Roofline Components¶
Namespace:
tim::component
Roofline is a visually intuitive performance model used to bound the performance of various numerical methods and operations running on multicore, manycore, or accelerator processor architectures. Rather than simply using percent-of-peak estimates, the model can be used to assess the quality of attained performance by combining locality, bandwidth, and different parallelization paradigms into a single performance figure.
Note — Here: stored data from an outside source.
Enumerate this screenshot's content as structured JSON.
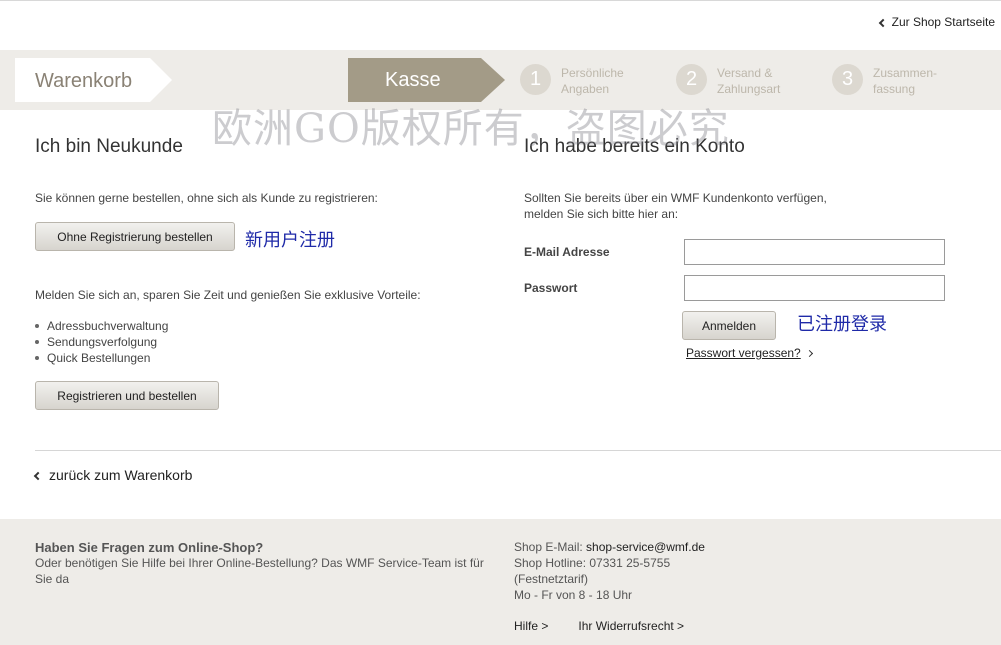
{
  "topbar": {
    "shop_link": "Zur Shop Startseite"
  },
  "steps": {
    "cart": "Warenkorb",
    "checkout": "Kasse",
    "items": [
      {
        "num": "1",
        "line1": "Persönliche",
        "line2": "Angaben"
      },
      {
        "num": "2",
        "line1": "Versand &",
        "line2": "Zahlungsart"
      },
      {
        "num": "3",
        "line1": "Zusammen-",
        "line2": "fassung"
      }
    ]
  },
  "watermark": "欧洲GO版权所有，盗图必究",
  "new_customer": {
    "heading": "Ich bin Neukunde",
    "intro": "Sie können gerne bestellen, ohne sich als Kunde zu registrieren:",
    "guest_button": "Ohne Registrierung bestellen",
    "annotation": "新用户注册",
    "benefits_intro": "Melden Sie sich an, sparen Sie Zeit und genießen Sie exklusive Vorteile:",
    "benefits": [
      "Adressbuchverwaltung",
      "Sendungsverfolgung",
      "Quick Bestellungen"
    ],
    "register_button": "Registrieren und bestellen"
  },
  "existing_customer": {
    "heading": "Ich habe bereits ein Konto",
    "intro_line1": "Sollten Sie bereits über ein WMF Kundenkonto verfügen,",
    "intro_line2": "melden Sie sich bitte hier an:",
    "email_label": "E-Mail Adresse",
    "email_value": "",
    "password_label": "Passwort",
    "password_value": "",
    "login_button": "Anmelden",
    "annotation": "已注册登录",
    "forgot_link": "Passwort vergessen?"
  },
  "back_link": "zurück zum Warenkorb",
  "footer": {
    "title": "Haben Sie Fragen zum Online-Shop?",
    "text": "Oder benötigen Sie Hilfe bei Ihrer Online-Bestellung?  Das WMF Service-Team ist für Sie da",
    "email_label": "Shop E-Mail:",
    "email": "shop-service@wmf.de",
    "hotline": "Shop Hotline: 07331 25-5755",
    "tariff": "(Festnetztarif)",
    "hours": "Mo - Fr von 8 - 18 Uhr",
    "help_link": "Hilfe >",
    "withdrawal_link": "Ihr Widerrufsrecht >"
  }
}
One can examine the resultant Roofline figure in order to determine both the implementation and inherent performance limitations.
More information on roofline can be found here.
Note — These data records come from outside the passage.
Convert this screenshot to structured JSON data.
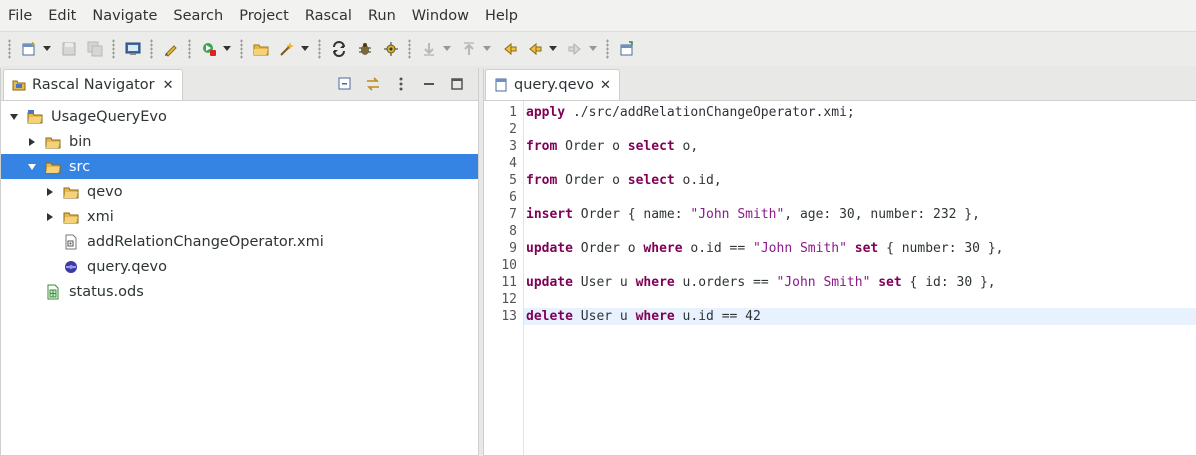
{
  "menubar": {
    "items": [
      "File",
      "Edit",
      "Navigate",
      "Search",
      "Project",
      "Rascal",
      "Run",
      "Window",
      "Help"
    ]
  },
  "toolbar": {
    "buttons": [
      "new-icon",
      "save-icon",
      "save-all-icon",
      "terminal-icon",
      "edit-icon",
      "debug-run-icon",
      "open-folder-icon",
      "wand-icon",
      "refresh-icon",
      "bug-icon",
      "gear-bug-icon",
      "next-annotation-icon",
      "prev-annotation-icon",
      "back-icon",
      "forward-icon",
      "open-perspective-icon"
    ]
  },
  "navigator": {
    "tab_label": "Rascal Navigator",
    "tree": [
      {
        "label": "UsageQueryEvo",
        "depth": 0,
        "expanded": true,
        "icon": "project-folder-icon"
      },
      {
        "label": "bin",
        "depth": 1,
        "expanded": false,
        "icon": "folder-icon"
      },
      {
        "label": "src",
        "depth": 1,
        "expanded": true,
        "icon": "folder-open-icon",
        "selected": true
      },
      {
        "label": "qevo",
        "depth": 2,
        "expanded": false,
        "icon": "folder-icon"
      },
      {
        "label": "xmi",
        "depth": 2,
        "expanded": false,
        "icon": "folder-icon"
      },
      {
        "label": "addRelationChangeOperator.xmi",
        "depth": 2,
        "icon": "xmi-file-icon"
      },
      {
        "label": "query.qevo",
        "depth": 2,
        "icon": "qevo-file-icon"
      },
      {
        "label": "status.ods",
        "depth": 1,
        "icon": "spreadsheet-icon"
      }
    ]
  },
  "editor": {
    "tab_label": "query.qevo",
    "line_numbers": [
      "1",
      "2",
      "3",
      "4",
      "5",
      "6",
      "7",
      "8",
      "9",
      "10",
      "11",
      "12",
      "13"
    ],
    "current_line": 13,
    "lines": [
      [
        {
          "t": "kw",
          "v": "apply"
        },
        {
          "t": "",
          "v": " ./src/addRelationChangeOperator.xmi;"
        }
      ],
      [],
      [
        {
          "t": "kw",
          "v": "from"
        },
        {
          "t": "",
          "v": " Order o "
        },
        {
          "t": "kw",
          "v": "select"
        },
        {
          "t": "",
          "v": " o,"
        }
      ],
      [],
      [
        {
          "t": "kw",
          "v": "from"
        },
        {
          "t": "",
          "v": " Order o "
        },
        {
          "t": "kw",
          "v": "select"
        },
        {
          "t": "",
          "v": " o.id,"
        }
      ],
      [],
      [
        {
          "t": "kw",
          "v": "insert"
        },
        {
          "t": "",
          "v": " Order { name: "
        },
        {
          "t": "str2",
          "v": "\"John Smith\""
        },
        {
          "t": "",
          "v": ", age: 30, number: 232 },"
        }
      ],
      [],
      [
        {
          "t": "kw",
          "v": "update"
        },
        {
          "t": "",
          "v": " Order o "
        },
        {
          "t": "kw",
          "v": "where"
        },
        {
          "t": "",
          "v": " o.id == "
        },
        {
          "t": "str2",
          "v": "\"John Smith\""
        },
        {
          "t": "",
          "v": " "
        },
        {
          "t": "kw",
          "v": "set"
        },
        {
          "t": "",
          "v": " { number: 30 },"
        }
      ],
      [],
      [
        {
          "t": "kw",
          "v": "update"
        },
        {
          "t": "",
          "v": " User u "
        },
        {
          "t": "kw",
          "v": "where"
        },
        {
          "t": "",
          "v": " u.orders == "
        },
        {
          "t": "str2",
          "v": "\"John Smith\""
        },
        {
          "t": "",
          "v": " "
        },
        {
          "t": "kw",
          "v": "set"
        },
        {
          "t": "",
          "v": " { id: 30 },"
        }
      ],
      [],
      [
        {
          "t": "kw",
          "v": "delete"
        },
        {
          "t": "",
          "v": " User u "
        },
        {
          "t": "kw",
          "v": "where"
        },
        {
          "t": "",
          "v": " u.id == 42"
        }
      ]
    ]
  },
  "colors": {
    "selection": "#3584e4",
    "keyword": "#7f0055",
    "string": "#8b1a8b",
    "current_line": "#e8f2fe"
  }
}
| Component Name | Category | Template Specification | Dependencies | Description |
|---|---|---|---|---|
cpu_roofline |
CPU | cpu_roofline<Types...> |
PAPI | Records the rate at which the hardware counters are accumulated |
gpu_roofline |
CPU | gpu_roofline<Types...> |
CUDA, CUPTI | Records the rate at which the hardware counters are accumulated |
The roofline components provided by timemory execute a workflow during application termination that calculates the theoretical peak for the roofline.
A pre-defined set of algorithms for the theoretical peak are provided but these can be customized.
An example can be found in timemory/examples/ex-cpu-roofline/test_cpu_roofline.cpp and timemory/examples/ex-gpu-roofline/test_gpu_roofline.cpp.
Pre-defined Types¶
Namespace:
tim::component
| Component Name | Underlying Template Specification | Description |
|---|---|---|
cpu_roofline_flops |
cpu_roofline<float, double> |
Rate of single- and double-precision FLOP/s |
cpu_roofline_dp_flops |
cpu_roofline<double> |
Rate of double-precision FLOP/s |
cpu_roofline_sp_flops |
cpu_roofline<float> |
Rate of single-precision FLOP/s |
gpu_roofline_flops |
gpu_roofline<fp16_t, float, double> |
Rate of half-, single- and double-precision FLOP/s |
gpu_roofline_dp_flops |
gpu_roofline<double> |
Rate of double-precision FLOP/s |
gpu_roofline_sp_flops |
gpu_roofline<float> |
Rate of single-precision FLOP/s |
gpu_roofline_hp_flops |
gpu_roofline<fp16_t> |
Rate of half-precision FLOP/s |